Question

On any given day 34% of sales at Ruby's jewelry store are from necklaces, while 28% of sales at Nugget Jewels

are from necklaces. Suppose Ruby's has 50 customers and Nugget Jewels has 60 customers on a randomly

selected day. Let R = the proportion of sales that are from necklaces at Ruby's and N = the proportion of sales that

are from necklaces at Nugget Jewels. What is the probability that the proportion of sales from necklaces at Ruby's

will be less than the proportion of sales from necklaces at Nugget Jewels?

Answer 1

0.250

Explanation:

got it right on edge

Answer 2

0.2483 = 24.83% probability that the proportion of sales from necklaces at Ruby's will be less than the proportion of sales from necklaces at Nugget Jewels.

Explanation:

To solve this question, we need to understand the normal probability distribution and the central limit theorem.

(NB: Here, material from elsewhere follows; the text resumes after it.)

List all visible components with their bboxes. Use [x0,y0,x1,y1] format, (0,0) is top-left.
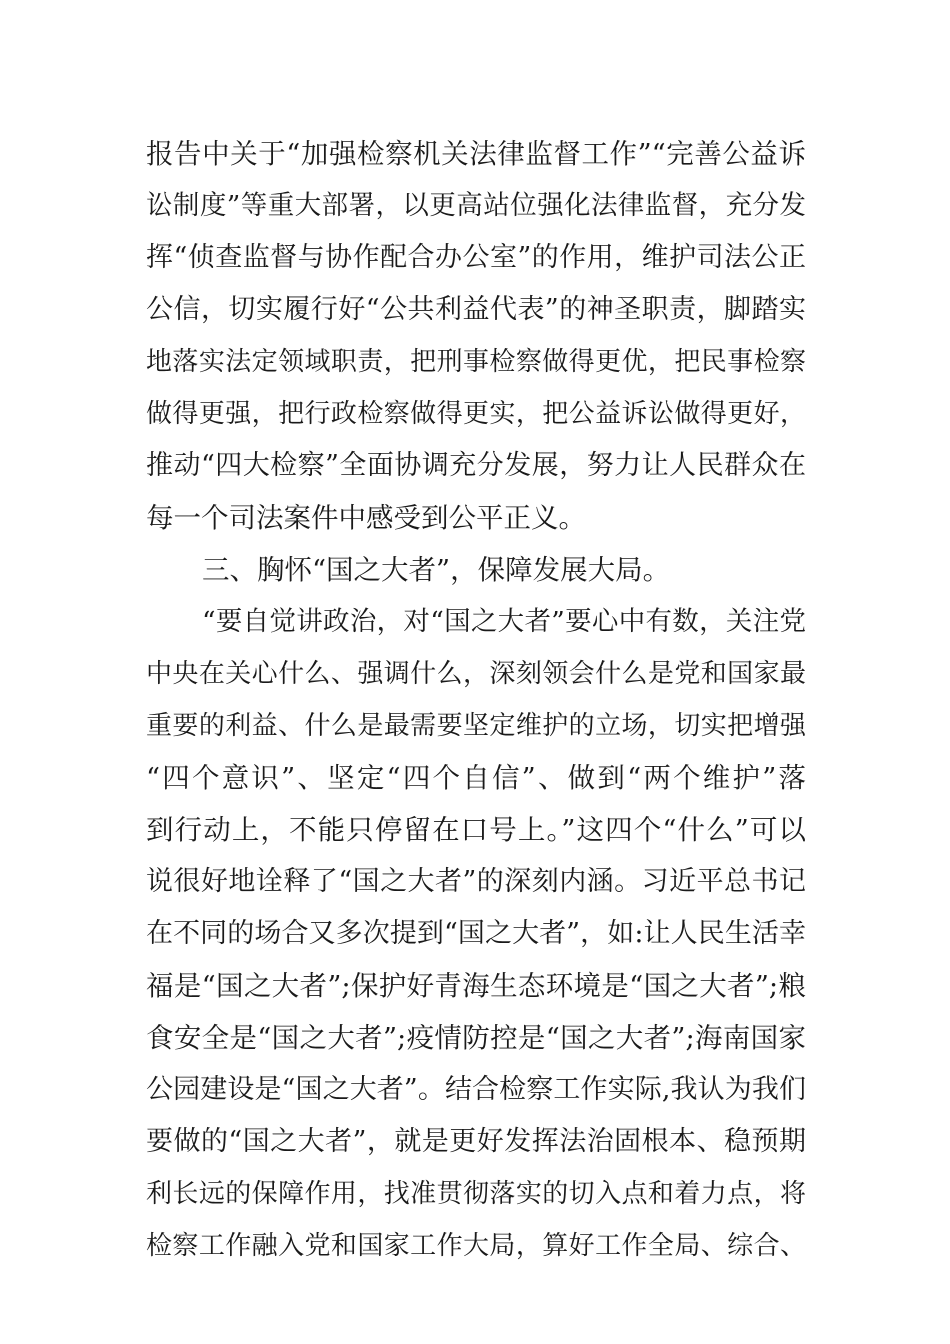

Normal Probability Distribution:

Problems of normal distributions can be solved using the z-score formula.

In a set with mean
`\mu` and standard deviation
`\sigma`, the zscore of a measure X is given by:

`Z = (X - \mu)/(\sigma)`

The Z-score measures how many standard deviations the measure is from the mean. After finding the Z-score, we look at the z-score table and find the p-value associated with this z-score. This p-value is the probability that the value of the measure is smaller than X, that is, the percentile of X. Subtracting 1 by the pvalue, we get the probability that the value of the measure is greater than X.

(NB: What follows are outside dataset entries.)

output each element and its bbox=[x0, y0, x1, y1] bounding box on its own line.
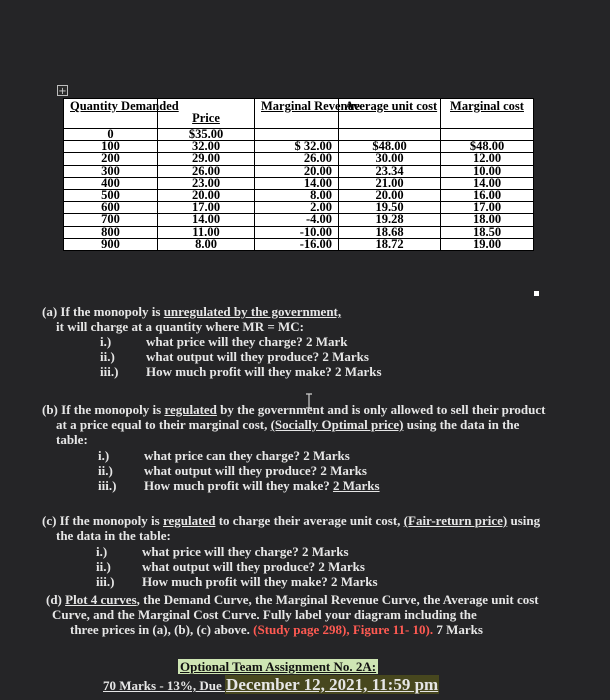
cell-average-unit-cost: 19.28 bbox=[339, 214, 441, 226]
table-row bbox=[64, 153, 534, 165]
part-b-line1: (b) If the monopoly is regulated by the government and is only allowed to sell their product bbox=[42, 402, 546, 417]
part-a-line2: it will charge at a quantity where MR = MC: bbox=[56, 319, 304, 334]
cell-average-unit-cost: 18.72 bbox=[339, 238, 441, 250]
part-c-item-3: iii.) How much profit will they make? 2 Marks bbox=[96, 574, 378, 589]
part-a-item-2: ii.) what output will they produce? 2 Marks bbox=[100, 349, 369, 364]
header-price: Price bbox=[158, 99, 255, 129]
cell-quantity: 700 bbox=[64, 214, 158, 226]
part-b-item-3: iii.) How much profit will they make? 2 Marks bbox=[98, 478, 380, 493]
cell-price: 32.00 bbox=[158, 141, 255, 153]
due-line: 70 Marks - 13%, Due December 12, 2021, 11:59 pm bbox=[103, 675, 439, 694]
cell-price: 29.00 bbox=[158, 153, 255, 165]
cell-price: 26.00 bbox=[158, 165, 255, 177]
part-b-item-1: i.) what price can they charge? 2 Marks bbox=[98, 448, 350, 463]
part-d-line1: (d) Plot 4 curves, the Demand Curve, the Marginal Revenue Curve, the Average unit cost bbox=[46, 592, 539, 607]
cell-marginal-cost: $48.00 bbox=[441, 141, 534, 153]
cell-price: 8.00 bbox=[158, 238, 255, 250]
header-marginal-cost: Marginal cost bbox=[441, 99, 534, 129]
cell-marginal-cost: 17.00 bbox=[441, 202, 534, 214]
cell-marginal-revenue: -10.00 bbox=[255, 226, 339, 238]
cell-quantity: 400 bbox=[64, 177, 158, 189]
cell-marginal-revenue: -16.00 bbox=[255, 238, 339, 250]
cell-average-unit-cost: 23.34 bbox=[339, 165, 441, 177]
part-d-line3: three prices in (a), (b), (c) above. (Study page 298), Figure 11- 10). 7 Marks bbox=[70, 622, 483, 637]
cell-marginal-cost: 10.00 bbox=[441, 165, 534, 177]
part-b-line3: table: bbox=[56, 432, 88, 447]
cell-marginal-cost: 19.00 bbox=[441, 238, 534, 250]
cell-marginal-cost: 16.00 bbox=[441, 189, 534, 201]
cell-price: 23.00 bbox=[158, 177, 255, 189]
cell-marginal-cost: 18.50 bbox=[441, 226, 534, 238]
part-b-line2: at a price equal to their marginal cost, (Socially Optimal price) using the data in the bbox=[56, 417, 520, 432]
table-row bbox=[64, 214, 534, 226]
table-row bbox=[64, 189, 534, 201]
cell-marginal-revenue: 14.00 bbox=[255, 177, 339, 189]
header-marginal-revenue: Marginal Revenue bbox=[255, 99, 339, 129]
cell-average-unit-cost: 30.00 bbox=[339, 153, 441, 165]
cell-quantity: 300 bbox=[64, 165, 158, 177]
cell-price: 17.00 bbox=[158, 202, 255, 214]
assignment-title: Optional Team Assignment No. 2A: bbox=[180, 659, 377, 674]
header-quantity: Quantity Demanded bbox=[64, 99, 158, 129]
cell-price: 20.00 bbox=[158, 189, 255, 201]
cell-quantity: 600 bbox=[64, 202, 158, 214]
table-row bbox=[64, 226, 534, 238]
cell-marginal-revenue: 2.00 bbox=[255, 202, 339, 214]
cell-average-unit-cost: $48.00 bbox=[339, 141, 441, 153]
cell-price: 14.00 bbox=[158, 214, 255, 226]
cell-price: $35.00 bbox=[158, 129, 255, 141]
table-row bbox=[64, 238, 534, 250]
table-move-handle-icon[interactable]: + bbox=[58, 86, 67, 97]
cell-marginal-revenue: 20.00 bbox=[255, 165, 339, 177]
part-c-item-2: ii.) what output will they produce? 2 Marks bbox=[96, 559, 365, 574]
table-row bbox=[64, 141, 534, 153]
cell-marginal-revenue: 26.00 bbox=[255, 153, 339, 165]
table-row bbox=[64, 202, 534, 214]
cell-marginal-cost: 18.00 bbox=[441, 214, 534, 226]
part-a-item-1: i.) what price will they charge? 2 Mark bbox=[100, 334, 348, 349]
part-d-line2: Curve, and the Marginal Cost Curve. Fully label your diagram including the bbox=[52, 607, 477, 622]
part-c-line2: the data in the table: bbox=[56, 528, 171, 543]
table-header-row bbox=[64, 99, 534, 129]
table-resize-handle[interactable] bbox=[534, 291, 539, 296]
cell-quantity: 500 bbox=[64, 189, 158, 201]
cell-marginal-cost: 14.00 bbox=[441, 177, 534, 189]
cell-average-unit-cost: 21.00 bbox=[339, 177, 441, 189]
cell-average-unit-cost: 19.50 bbox=[339, 202, 441, 214]
cell-quantity: 200 bbox=[64, 153, 158, 165]
cell-average-unit-cost: 20.00 bbox=[339, 189, 441, 201]
cell-quantity: 900 bbox=[64, 238, 158, 250]
header-average-unit-cost: Average unit cost bbox=[339, 99, 441, 129]
data-table bbox=[63, 98, 534, 251]
cell-average-unit-cost: 18.68 bbox=[339, 226, 441, 238]
part-a-line1: (a) If the monopoly is unregulated by the government, bbox=[42, 304, 342, 319]
part-c-item-1: i.) what price will they charge? 2 Marks bbox=[96, 544, 349, 559]
cell-quantity: 800 bbox=[64, 226, 158, 238]
part-b-item-2: ii.) what output will they produce? 2 Marks bbox=[98, 463, 367, 478]
part-c-line1: (c) If the monopoly is regulated to charge their average unit cost, (Fair-return price) using bbox=[42, 513, 541, 528]
cell-marginal-revenue: 8.00 bbox=[255, 189, 339, 201]
cell-quantity: 100 bbox=[64, 141, 158, 153]
table-row bbox=[64, 165, 534, 177]
table-row bbox=[64, 177, 534, 189]
cell-price: 11.00 bbox=[158, 226, 255, 238]
part-a-item-3: iii.) How much profit will they make? 2 Marks bbox=[100, 364, 382, 379]
cell-marginal-revenue: -4.00 bbox=[255, 214, 339, 226]
due-date: December 12, 2021, 11:59 pm bbox=[226, 675, 439, 694]
cell-marginal-cost: 12.00 bbox=[441, 153, 534, 165]
cell-marginal-revenue: $ 32.00 bbox=[255, 141, 339, 153]
cell-quantity: 0 bbox=[64, 129, 158, 141]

Subtraction of normal variables:

When we subtract normal variables, the mean is the subtraction of the means, while the standard deviation is the square root of the sum of the variances.

Central Limit Theorem

The Central Limit Theorem estabilishes that, for a normally distributed random variable X, with mean
`\mu` and standard deviation
`\sigma`, the sampling distribution of the sample means with size n can be approximated to a normal distribution with mean
`\mu` and standard deviation
`s = (\sigma)/(√(n))`.

For a skewed variable, the Central Limit Theorem can also be applied, as long as n is at least 30.

For a proportion p in a sample of size n, the sampling distribution of the sample proportion will be approximately normal with mean
`\mu = p` and standard deviation
`s = \sqrt{(p(1-p))/(n)}`

Sampling distribution for the sample proportion of necklaces from Ruby's jewelry:

34% of sales at Ruby's jewelry store are from necklaces, 50 customers.

This means that
`p = 0.34, n = 50`

So

`\mu_(R) = p = 0.34`

`s_(R) = \sqrt{(p(1-p))/(n)} = \sqrt{(0.34*0.66)/(50)} = 0.067`

Sampling distribution for the sample proportion of necklaces from Nugget jewels:

28% of sales at Nugget Jewels, 60 customers.

This means that
`p = 0.28, n = 60`

So

`\mu_(N) = p = 0.28`

`s_(N) = \sqrt{(p(1-p))/(n)} = \sqrt{(0.28*0.72)/(60)} = 0.058`

What is the probability that the proportion of sales from necklaces at Ruby's will be less than the proportion of sales from necklaces at Nugget Jewels?

This is
`P(X < 0)`, on the subtraction distribution R - N.

We have that:

`\mu_(R-N) = \mu_(R) - \mu_(N) = 0.34 - 0.28 = 0.06`

`s_(R-N) = \sqrt{s_(R)^2 + s_(N)^2} = √(0.067^2 + 0.058^2) = 0.0886`

The probability is the pvalue of Z when X = 0. So

`Z = (X - \mu_(R-N))/(s_(R-N))`

`Z = (0 - 0.06)/(0.0886)`

`Z = -0.68`

`Z = -0.68` has a pvalue of 0.2483.

0.2483 = 24.83% probability that the proportion of sales from necklaces at Ruby's will be less than the proportion of sales from necklaces at Nugget Jewels.